Establishment of hot deformation flow stress prediction model based on GA improved BP neural network

oleh: WANG Yating, LI Junliang, YUAN Kaifeng, Chen Guangyi

Format: Article
Diterbitkan: Journal of Materials Engineering 2022-06-01

Deskripsi

Stress-strain curves are of great significance in studying the changes of work hardening, dynamic recrystallization and dynamic recovery of metal during hot deformation, and predicting the stress-strain curves under different thermal deformation parameters is helpful to study the machinability and instability of metal in hot working process. The thermal deformation behavior of Nb-V-Ti microalloy steel was studied by hot compression experiments at strain rates of 0.01-3 s-1 and deformation temperatures of 1000-1200 ℃ on Gleeble-3500 thermal simulation testing machine.

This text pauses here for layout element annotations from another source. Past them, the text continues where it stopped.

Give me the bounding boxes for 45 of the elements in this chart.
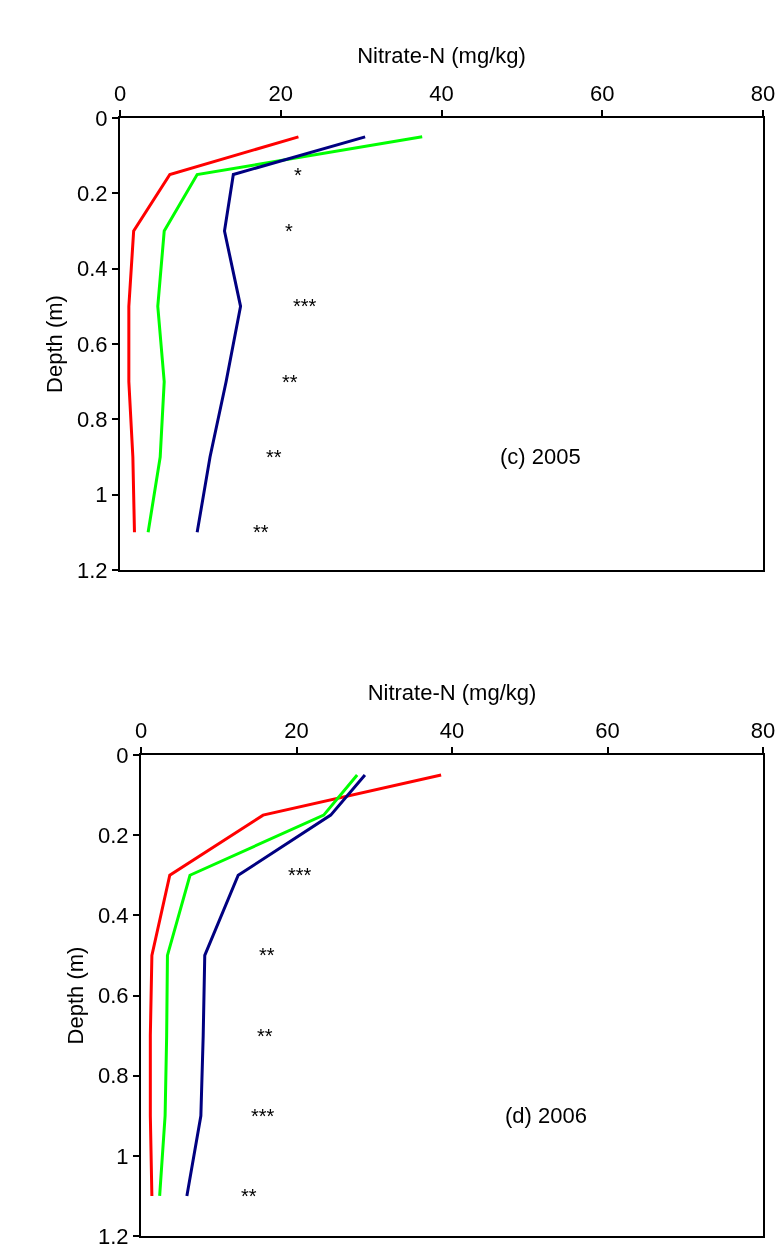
annotation: (c) 2005 bbox=[500, 444, 581, 469]
annotation: *** bbox=[293, 295, 317, 317]
x-tick-label: 60 bbox=[590, 81, 615, 107]
annotation: *** bbox=[288, 864, 312, 886]
line-series bbox=[158, 773, 359, 1198]
x-axis-title: Nitrate-N (mg/kg) bbox=[357, 42, 526, 68]
y-tick-label: 0 bbox=[116, 742, 129, 768]
y-tick-label: 1 bbox=[95, 482, 108, 508]
x-tick-label: 40 bbox=[429, 81, 454, 107]
x-tick-label: 40 bbox=[439, 718, 465, 744]
y-tick-label: 0.2 bbox=[98, 822, 129, 848]
annotation: ** bbox=[259, 944, 275, 966]
annotation: *** bbox=[251, 1105, 275, 1127]
y-tick-label: 0.6 bbox=[98, 983, 129, 1009]
x-tick-label: 80 bbox=[750, 718, 776, 744]
x-tick-label: 60 bbox=[595, 718, 620, 744]
x-tick-label: 20 bbox=[268, 81, 293, 107]
annotation: (d) 2006 bbox=[505, 1103, 587, 1128]
annotation: ** bbox=[241, 1185, 257, 1207]
annotation: ** bbox=[253, 521, 269, 543]
x-tick-label: 80 bbox=[750, 81, 776, 107]
x-tick-label: 20 bbox=[284, 718, 309, 744]
y-tick-label: 0.4 bbox=[77, 256, 108, 282]
y-tick-label: 0.8 bbox=[98, 1063, 129, 1089]
y-axis-title: Depth (m) bbox=[63, 946, 89, 1045]
y-tick-label: 0 bbox=[95, 105, 108, 131]
y-tick-label: 1.2 bbox=[98, 1223, 129, 1249]
annotation: * bbox=[285, 220, 293, 242]
annotation: ** bbox=[257, 1025, 273, 1047]
x-tick-label: 0 bbox=[134, 718, 148, 744]
y-tick-label: 1 bbox=[116, 1143, 129, 1169]
line-series bbox=[185, 773, 367, 1198]
y-tick-label: 0.8 bbox=[77, 407, 108, 433]
x-axis-title: Nitrate-N (mg/kg) bbox=[367, 679, 537, 705]
annotation: ** bbox=[282, 371, 298, 393]
line-series bbox=[146, 135, 424, 534]
annotation: ** bbox=[266, 446, 282, 468]
y-tick-label: 1.2 bbox=[77, 557, 108, 583]
line-series bbox=[148, 773, 443, 1198]
y-tick-label: 0.2 bbox=[77, 181, 108, 207]
y-tick-label: 0.6 bbox=[77, 331, 108, 357]
line-series bbox=[195, 135, 367, 534]
y-axis-title: Depth (m) bbox=[42, 295, 68, 393]
y-tick-label: 0.4 bbox=[98, 903, 129, 929]
annotation: * bbox=[294, 164, 302, 186]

The BP neural network model and GA improved BP neural network model were established to predict the stress-strain curves at the strain rate of 0.5 s-1 and deformation temperature of 1050 ℃, and the strain rate of 1 s-1 and deformation temperature of 1100 ℃. The results show that the BP neural network model improved by GA is in good agreement with the stress-strain curves of the test data and the experimental curves. The correlation coefficients are 0.99202 and 0.99734 respectively, and the errors are only 2.7816% and 2.1703%. The relative errors between the predicted results and the experimental results are within the range of [-2, 2]. It is proved that the model is reliable and applicable to a wide range of strain, which provides theoretical guidance for rolling process in industrial production.